Friday, 13 August 2010

Seven Quick Takes: Not Quite All Academia Edition

(Here, this week.)


-1-

I can do Applied Mathematics again! This has been the cause of much rejoicing. Quiet, studious rejoicing, but still rejoicing. First year, Engineering Ap. Maths, but still Ap. Maths. There is now a warm fuzzy glow of geekly contentment within me. (Who would've guessed that they were using a different approximation for acceleration due to gravity? Not me!)

-2-

I'm getting old. I'll be nineteen in less than a week. (Um, I can't be that old, can I? Apparently I am though.) It's a little sad, I think, that a friend and I were reminiscing about how much we knew back when we were younger. We had so much knowledge at our fingertips! And whole afternoons to go and read things up at the library! Now we just sit in classes looking confused (or intelligent, depending on your perspective, I suppose.)

I suspect that it's partly because when we were fourteen it seemed highly erudite to know the difference between genes and jeans, but now we feel inadequate because we can't distinguish between a gene and an allele. At least, not without thinking about it. We just know more of what we don't know, rather than knowing less. At least, that's what I'm telling myself, rather than believing that I've turned daft.

-3-

Today our Material Science tutorial was cancelled, and I got to sit in the parking lot waiting for my mum to pick me up while the pure science students trickled in to go to their Physics prac. I may have felt a tiny bit of schadenfreude at this role reversal*, but if I did, it was fairly quenched when I realised that their first class of the day was after 14h00. A bit later, it occured to me that I should be more charitable, and I don't really begrudge them their free time . . . it did feel good to be going home well before dark.
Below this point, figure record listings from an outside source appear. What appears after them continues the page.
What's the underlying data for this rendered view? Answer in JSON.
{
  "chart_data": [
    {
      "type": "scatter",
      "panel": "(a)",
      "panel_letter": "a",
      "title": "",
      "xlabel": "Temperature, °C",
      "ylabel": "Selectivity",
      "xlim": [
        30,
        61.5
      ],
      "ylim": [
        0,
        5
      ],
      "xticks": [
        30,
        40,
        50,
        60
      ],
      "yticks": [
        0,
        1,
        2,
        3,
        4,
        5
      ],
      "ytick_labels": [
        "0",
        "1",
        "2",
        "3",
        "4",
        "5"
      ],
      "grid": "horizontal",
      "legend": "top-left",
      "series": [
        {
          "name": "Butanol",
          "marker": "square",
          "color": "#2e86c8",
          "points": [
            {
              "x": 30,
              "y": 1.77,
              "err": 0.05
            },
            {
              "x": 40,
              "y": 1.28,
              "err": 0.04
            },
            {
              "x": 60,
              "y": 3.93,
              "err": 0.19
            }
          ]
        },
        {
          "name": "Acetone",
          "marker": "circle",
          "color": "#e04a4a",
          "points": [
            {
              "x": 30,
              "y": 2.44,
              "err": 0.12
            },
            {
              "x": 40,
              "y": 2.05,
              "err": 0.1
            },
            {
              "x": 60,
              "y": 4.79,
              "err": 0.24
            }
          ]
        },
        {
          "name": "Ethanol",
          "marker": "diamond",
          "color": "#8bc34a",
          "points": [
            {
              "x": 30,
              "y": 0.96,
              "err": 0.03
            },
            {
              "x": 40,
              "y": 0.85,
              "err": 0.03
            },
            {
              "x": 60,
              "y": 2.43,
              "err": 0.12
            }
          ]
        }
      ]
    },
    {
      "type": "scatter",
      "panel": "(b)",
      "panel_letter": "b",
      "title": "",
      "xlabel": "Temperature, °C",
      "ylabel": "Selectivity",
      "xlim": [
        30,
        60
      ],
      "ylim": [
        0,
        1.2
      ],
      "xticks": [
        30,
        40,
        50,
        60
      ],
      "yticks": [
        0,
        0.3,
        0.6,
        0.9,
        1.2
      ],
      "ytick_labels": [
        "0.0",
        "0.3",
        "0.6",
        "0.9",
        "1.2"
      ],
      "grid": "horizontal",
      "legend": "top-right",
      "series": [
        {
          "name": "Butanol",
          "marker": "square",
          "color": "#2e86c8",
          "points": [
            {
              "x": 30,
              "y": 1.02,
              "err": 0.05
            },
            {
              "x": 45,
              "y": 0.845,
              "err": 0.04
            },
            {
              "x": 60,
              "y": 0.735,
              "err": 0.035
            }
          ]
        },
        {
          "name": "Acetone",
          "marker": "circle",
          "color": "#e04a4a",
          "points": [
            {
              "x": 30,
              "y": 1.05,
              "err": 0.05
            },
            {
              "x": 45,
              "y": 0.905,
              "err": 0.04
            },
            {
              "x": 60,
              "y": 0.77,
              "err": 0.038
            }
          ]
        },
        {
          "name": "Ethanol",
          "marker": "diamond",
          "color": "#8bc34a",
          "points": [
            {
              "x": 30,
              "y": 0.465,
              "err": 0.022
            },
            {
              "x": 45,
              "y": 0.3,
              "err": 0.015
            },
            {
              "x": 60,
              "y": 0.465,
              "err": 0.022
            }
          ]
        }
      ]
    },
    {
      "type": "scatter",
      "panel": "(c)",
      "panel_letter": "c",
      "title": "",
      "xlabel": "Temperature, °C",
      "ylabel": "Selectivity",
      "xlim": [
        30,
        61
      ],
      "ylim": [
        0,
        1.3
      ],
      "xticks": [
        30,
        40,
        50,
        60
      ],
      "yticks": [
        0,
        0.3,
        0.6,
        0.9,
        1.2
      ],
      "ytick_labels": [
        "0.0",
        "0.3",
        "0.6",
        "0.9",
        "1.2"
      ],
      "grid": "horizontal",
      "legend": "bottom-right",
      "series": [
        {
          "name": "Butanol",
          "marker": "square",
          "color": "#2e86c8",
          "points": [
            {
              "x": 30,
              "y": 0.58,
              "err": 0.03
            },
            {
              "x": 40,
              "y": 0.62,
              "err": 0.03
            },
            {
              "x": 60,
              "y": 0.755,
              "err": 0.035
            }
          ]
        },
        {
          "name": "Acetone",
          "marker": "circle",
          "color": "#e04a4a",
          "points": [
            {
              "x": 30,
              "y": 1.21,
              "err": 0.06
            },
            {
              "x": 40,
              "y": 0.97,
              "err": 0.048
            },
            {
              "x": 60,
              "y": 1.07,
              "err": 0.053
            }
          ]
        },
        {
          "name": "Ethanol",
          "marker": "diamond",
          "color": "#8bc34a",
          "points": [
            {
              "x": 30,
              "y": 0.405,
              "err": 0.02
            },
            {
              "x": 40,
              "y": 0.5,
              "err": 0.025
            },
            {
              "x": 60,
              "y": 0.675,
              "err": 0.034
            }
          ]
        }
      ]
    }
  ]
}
*Technically not a role reversal, since I never do my trickling in at 14h00. 07h10 is more like it.

-4-

On a less academic note, Ramadan (the Islamic holy month) began yesterday. I've made a couple of Muslim friends this year, which has been very educational! It's also caused me to think a lot about my commitment to my faith. Not in the sense that I'm any less sure of it, but in the sense that what I might think is extreme can be almost commonplace to these girls (fasting, for example) and I'm not sure why. Partly, I think Islam has stricter dictates than Christianity, and obedience is born as much out of the cultural norm as out of commitment. Partly, I think we (I?) sometimes take those things too lightly. I'm inspired to attempt to read Richard Foster's Celebration of Discipline. I've been praying about it too and something that's come out very strongly for me is that while these disciplines are fundamentally good things, if I start to think I should do them 'like in Islam', I'm getting all mixed up. Obviously, in one sense, but not so obviously when 'Muslim' is the girl telling me what class we have next. It's all food for thought--and prayer. There can never be too much prayer!

-5-

I mentioned in no. 2 that my birthday's coming up, and then disappeared off on a tangent. What I was going to say, is that last year I thought a lot about my birthday, and how significant being eighteen is and so on. This year it's more a case of 'Who me? Birthday? Isn't that the date of our Physics test?' Any ideas I may have once had about university students having big exciting parties have, at least in my case, not materialised. The big exciting parties are just a slightly older version of the ones I didn't like in high school (I guess it's not really that surprising). In principle I'd like to celebrate it somehow, but I suspect that I won't get very far along that path. I mean, planning a presentation on invisibility cloaking and building a miniature steam car are both way more exciting than making a birthday party and people are giving me marks for doing it.

-6-

I love bullet points. They mean that I can ignore connecting sentences. I hate going through essays and putting 'Additionally'; 'However'; 'Consequentially' &c at the beginning of new paragraphs, but I don't always find the energy and inspiration to structure the essay really well so that I don't need them. Bullet points, on the other hand, are a guilt-free pleasure. Bullet points don't need connecting sentences.

-7-

I discovered a new educational, but not particularly taxing diversion today. I had done about as much Maths as my brain could take, and my friends had variously deserted me. (This may have something to do with my getting so absorbed in my Maths that I didn't even notice them leaving. 'Deserted' is probably not a very accurate description.) I ended up wandering around the library, but determined not to take out any more reading material. So this is what I did:

  • Wander into 800 (Literature) section.
  • Hope that your library has mostly English texts. Otherwise you'd better find the 813s or something.
  • Pick a book semi-randomly. If it's a collection, read one short story, essay, poem or what have you. If it's an academic text, improve your general knowledge by reading the abstract. (Most of them aren't all that technical.)
  • Replace the book, resisting the temptation to stop and read it, because you already have three books on your library card, not to mention homework and lectures.
  • Repeat as desired. Avoiding the 500s (Natural Sciences) is recommended if you're likely to justify reading those books because they're 'in your field'.